I looked up from what I was reading when pictures of the first legal US gay weddings in Massachusetts came on. Obviously, this is a topic that I have a personal interest in. My congratulations go out to all who legally wed over the past few days. While I understand that not every gay couple wants to marry I strongly believe in the equality that this decision represents and the dignity it affords all people in the state.
Of course any balanced media coverage had to include those who objected. There were scenes of people praying and some placards but nothing looked like it had turned into mass rioting and I took that to be an encouraging sign. However, the was one female opponent to the legalisation of gay marriage who did frustrate me – perhaps irrationally – more than the others. Her comments to camera went along the lines of. ‘They want to destroy traditional values’.
Despite the whole ridiculousness and stupidity of that comment and the fact that it doesn’t even make sense it angered me more than anything else I heard.
I saw your comments last night on the television news and how you feel that, through the legalisation of gay marriage, ‘they’ (who I take you mean to be homosexuals in Massachusetts) are trying to destroy traditional values.
I wanted to ask you about your traditional values but you were a vox pop on the international news and I will never get the chance. So I choose to write my thoughts here. Perhaps one day you will read them and think.
A tradition is usually something that has been around for a long time. It has roots and a history. Culturally, traditions are often important and significant but they have not always existed nor have they always been as they are. Traditions develop with human life on earth. They are of their time. Your implication is that traditions are good and anything that changes (or – in your eyes – erodes them) is bad. But, forgive me for my rudeness, this is pure crap.
For centuries we burned people we considered witches.
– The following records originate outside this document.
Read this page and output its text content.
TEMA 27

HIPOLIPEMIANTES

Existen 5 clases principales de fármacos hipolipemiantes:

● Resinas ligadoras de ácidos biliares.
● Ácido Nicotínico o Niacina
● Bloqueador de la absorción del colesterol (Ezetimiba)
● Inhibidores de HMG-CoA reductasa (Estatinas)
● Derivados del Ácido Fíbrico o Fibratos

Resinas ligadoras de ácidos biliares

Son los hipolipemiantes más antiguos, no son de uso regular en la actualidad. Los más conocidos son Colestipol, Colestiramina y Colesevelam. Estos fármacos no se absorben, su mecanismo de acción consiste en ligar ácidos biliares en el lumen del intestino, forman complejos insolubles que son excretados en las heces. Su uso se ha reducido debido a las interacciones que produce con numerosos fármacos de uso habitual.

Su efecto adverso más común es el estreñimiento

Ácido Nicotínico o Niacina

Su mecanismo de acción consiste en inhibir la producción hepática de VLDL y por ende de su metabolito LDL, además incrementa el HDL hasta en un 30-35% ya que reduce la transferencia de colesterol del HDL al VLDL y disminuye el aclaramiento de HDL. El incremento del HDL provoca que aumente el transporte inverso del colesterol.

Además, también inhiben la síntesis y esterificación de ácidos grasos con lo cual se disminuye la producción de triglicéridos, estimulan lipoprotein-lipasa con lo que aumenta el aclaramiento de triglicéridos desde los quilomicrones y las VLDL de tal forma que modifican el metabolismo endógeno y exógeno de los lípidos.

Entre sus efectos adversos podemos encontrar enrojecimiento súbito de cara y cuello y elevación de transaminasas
That tradition is gone. Should we be fighting to keep it? There was a tradition of denying women the vote, or perhaps I should say that traditionally men voted while women stayed at home. I don’t hear you shouting for that tradition. Can I say there was a tradition of slavery? Perhaps not, but certainly – at one time – reasonable, decent people of the age thought it was acceptable. Quite rightly we deny that tradition now.
But regardless of my flippancy here, your comments angered me for they tried to dress your bigotry up. You tried to hide it by using an argument that says because it has always been one way that is the way it should stay. If I was from your country I may attempt to rationalise this for you by saying you were outside your ‘comfort zone’ and that’s why you react as you do. Fortunately I am not and thus, from a distance of an ocean away, I can see your intolerance for what it is.
So, let me set the record straight. Nobody is trying to destroy tractional values for there really is no such thing. Massachusetts has seen that so-called traditions that uphold prejudice, intolerance and preach inequality must, like witch burning, slavery and dancing around a may-pole, be consigned to a part of human history where peoples of the future can look back and laugh at us.
I wasn’t angered by the prejudice of the religious zealots who were featured in the news. While I believe them to be ill-informed and not speaking for any deity I perceive, I do understand the roots of their opposition. I am angered by your hiding behind reasoning that because something has always been it should always be so. Traditions are often no more than superstition justified by repetition over extended periods of time. So, please, accept the fact that your opposition is rooted in fear (I did want to say prejudice but I hope that your prejudice is caused by fear) and embrace the inclusive new traditions of your state.
One of the facets of a cavilled society is that it strives to be better for all its people. At this moment in history Massachusetts seems to be at the forefront of those striving to improve upon what we have. Perhaps, in the north eastern corner of the US, we are seeing one of the most civilised places on earth emerging. That is a cause for celebration.
You don’t realise how lucky you are to be living in such a place.